Let us consider an elastic deformable body $\Omega$. The discrete form of equilibrium equation should take the following form
$\mathbf{K} \mathbf{u} = \mathbf{F}$,
where $\mathbf{K}$ is the stiffness matrix, $\mathbf{F}$ is the vector of (external) load, and $\mathbf{u}$ is the vector of nodal displacements.
For simplicity, we assume that $\Omega$ is a two dimensional rectangular domain, and has been discretized by $4 \times 3$ elements as n Figure 1.
The matrix of connectivity (the matrix that shows which nodes belong to which element) is presented in Figure 2
For each node, there are two degrees of freedom (dofs), which are the horizontal and vertical components of displacements. The numbering for dofs is taken as follows. Node 1: dof 1 (horizontal displacement) and dof 2 (vertical displacement). Node 2: dof 3 and dof 4. Node $I$: dof $2I-1$ and dof $2I$
Element 1 has four nodes: 1, 2, 6, and 5 (global index, see Figure 2 and Figure 1). Following the numbering of dofs as mentioned above, we can write the vector of dof indices (elemdof) for element 1 as follows (Figure 3)
The vector of dof IDs help us to assemble the matrix. Here we have totally 20 nodes, and each node has 2 dofs, hence the size of global stiffness matrix is $40 \times 40$. For a four-node quadrilateral element, the element stiffness matrix has the size $8 \times 8$. If we denote $i, j$ as the row index and column index of the element matrix, and $I, J$ the corresponding row index and column index of the global matrix.
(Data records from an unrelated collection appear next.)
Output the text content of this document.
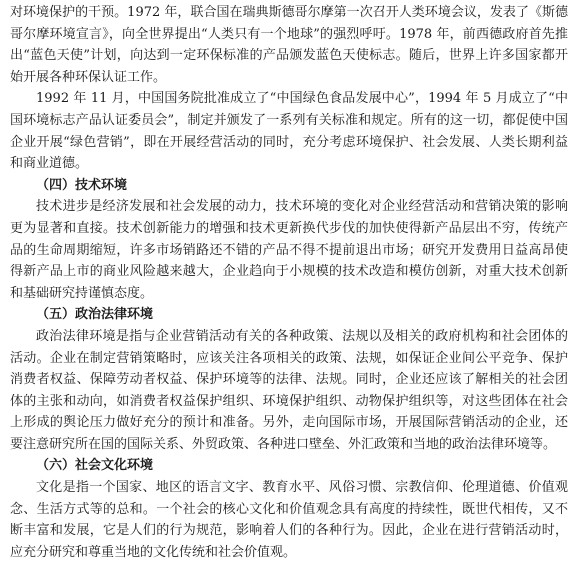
对环境保护的干预。1972 年，联合国在瑞典斯德哥尔摩第一次召开人类环境会议，发表了《斯德哥尔摩环境宣言》，向全世界提出“人类只有一个地球”的强烈呼吁。1978 年，前西德政府首先推出“蓝色天使”计划，向达到一定环保标准的产品颁发蓝色天使标志。随后，世界上许多国家都开始开展各种环保认证工作。

1992 年 11 月，中国国务院批准成立了“中国绿色食品发展中心”，1994 年 5 月成立了“中国环境标志产品认证委员会”，制定并颁发了一系列有关标准和规定。所有的这一切，都促使中国企业开展“绿色营销”，即在开展经营活动的同时，充分考虑环境保护、社会发展、人类长期利益和商业道德。

（四）技术环境

技术进步是经济发展和社会发展的动力，技术环境的变化对企业经营活动和营销决策的影响更为显著和直接。技术创新能力的增强和技术更新换代步伐的加快使得新产品层出不穷，传统产品的生命周期缩短，许多市场销路还不错的产品不得不提前退出市场；研究开发费用日益高昂使得新产品上市的商业风险越来越大，企业趋向于小规模的技术改造和模仿创新，对重大技术创新和基础研究持谨慎态度。

（五）政治法律环境

政治法律环境是指与企业营销活动有关的各种政策、法规以及相关的政府机构和社会团体的活动。企业在制定营销策略时，应该关注各项相关的政策、法规，如保证企业间公平竞争、保护消费者权益、保障劳动者权益、保护环境等的法律、法规。同时，企业还应该了解相关的社会团体的主张和动向，如消费者权益保护组织、环境保护组织、动物保护组织等，对这些团体在社会上形成的舆论压力做好充分的预计和准备。另外，走向国际市场，开展国际营销活动的企业，还要注意研究所在国的国际关系、外贸政策、各种进口壁垒、外汇政策和当地的政治法律环境等。

（六）社会文化环境

文化是指一个国家、地区的语言文字、教育水平、风俗习惯、宗教信仰、伦理道德、价值观念、生活方式等的总和。一个社会的核心文化和价值观念具有高度的持续性，既世代相传，又不断丰富和发展，它是人们的行为规范，影响着人们的各种行为。因此，企业在进行营销活动时，应充分研究和尊重当地的文化传统和社会价值观。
We have the following relation
$I = elemdof(e, i)$, and $J = elemdof(e, j)$,
in which $e$ is the index of element.
In short, the value at row $i$, column $j$ of an element matrix should be added to the value at row $I$, column $J$ of the global matrix. For example, the value at row 2, column 5 of the element stiffness matrix of element 1 will be added to the position at row 2, column 11 of the global stiffness matrix.